IBM Multicloud Manager is a tool for monitoring and managing Kubernetes environments, pinpointing component and service health, and managing applications across clusters and clouds. It includes capabilities for setting security policies and workload management. IBM’s value proposition is that providing a cross-cluster, the cross-cloud view becomes more manageable than handling it individually, within each cloud or cloud service.

Features to consider while choosing a multi-cloud management platform

Service provisioning

The platform should have the feature to launch and allocate the cloud services according to demand. This tool can translate a provisioning request from the console, or an API, and translate that request into the cloud-native API of the target cloud within the multi-cloud architecture.

Service monitoring

The ability to measure and visualize application and network-layer performance between their hybrid cloud, private cloud, and public cloud services. This includes reporting on what occurs to determine the future use of that service, including reliability, cost metrics, etc.

Service performance

The ability to monitor service performance and then log resulting data. Poor-performing services should be blacklisted until the issues have been resolved.

Service governance/policy

The ability to define and leverage policies around the use and execution of the service or services.

Service orchestration

The ability to orchestrate the cloud service to meet the needs of a core business application or business process.

Monitoring analytics

A detailed analysis of how the clouds under management are behaving, key metrics, and predictions around future behaviors such as performance or reliability.

Integration with Security

The ability to operate seamlessly with the existing cloud security infrastructure. In most cases, this will be identity access management, but it could also deal with compliance systems as well.

Best Practices to Manage Multi-Cloud Environment

Map your architecture according to requirements Map your entire network, and then identify where the cloud fits in it. Get a clear picture of the cloud’s role in your overall system-management strategy to avoid having to backfill gaps in the data needs of business managers and other customers. Different lines of business will be best served by different cloud providers.

Standardized consumption

In a multi-cloud environment, each business unit in an organization might use services from several different providers—for example, an analytics platform from Azure, storage from AWS and AI capabilities from the IBM Cloud. Business units often pay for these services in different ways.

Integration remains a necessity

In multi-cloud, developers require common standards for integrating and managing the supplier ecosystem to help address these issues. A cohesive multi-sourced ecosystem requires integration in six key areas including business, organization, information, governance, processes, and tools.

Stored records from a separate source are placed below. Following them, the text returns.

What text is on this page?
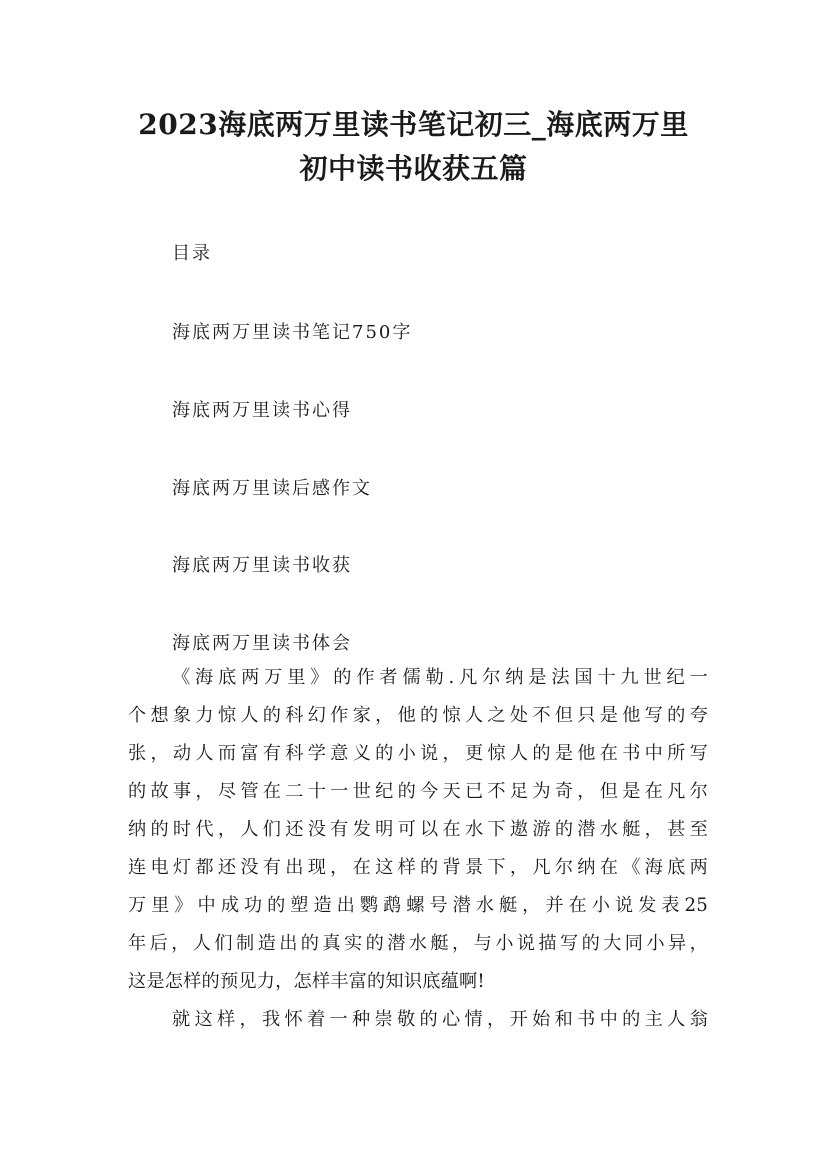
2023海底两万里读书笔记初三_海底两万里
初中读书收获五篇
目录
海底两万里读书笔记750字
海底两万里读书心得
海底两万里读后感作文
海底两万里读书收获
海底两万里读书体会
《海底两万里》的作者儒勒.凡尔纳是法国十九世纪一
个想象力惊人的科幻作家，他的惊人之处不但只是他写的夸
张，动人而富有科学意义的小说，更惊人的是他在书中所写
的故事，尽管在二十一世纪的今天已不足为奇，但是在凡尔
纳的时代，人们还没有发明可以在水下遨游的潜水艇，甚至
连电灯都还没有出现，在这样的背景下，凡尔纳在《海底两
万里》中成功的塑造出鹦鹉螺号潜水艇，并在小说发表25
年后，人们制造出的真实的潜水艇，与小说描写的大同小异，
这是怎样的预见力，怎样丰富的知识底蕴啊!
就这样，我怀着一种崇敬的心情，开始和书中的主人翁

For example, the Network layer is critical integration component of the multi-cloud and also need to be designed to let companies run their applications in a hybrid computing environment. The network control, security, and visibility need to extend into public and multi-clouds, making these environments look like a single network, with a single pane of glass management functionalities.

Use containers

Having applications packaged with all their dependencies increases portability and can simplify management.

Conclusion

Multi-cloud is a solution where multiple clouds from different providers are used for separate tasks. To automate the task and optimize cost, enterprises need a robust multi-cloud management platform. The rising need for different applications is driving the adoption of multi-cloud management platform among end users. With the availability of multi-cloud management platform, enterprises can significantly reduce their dependency on a single provider.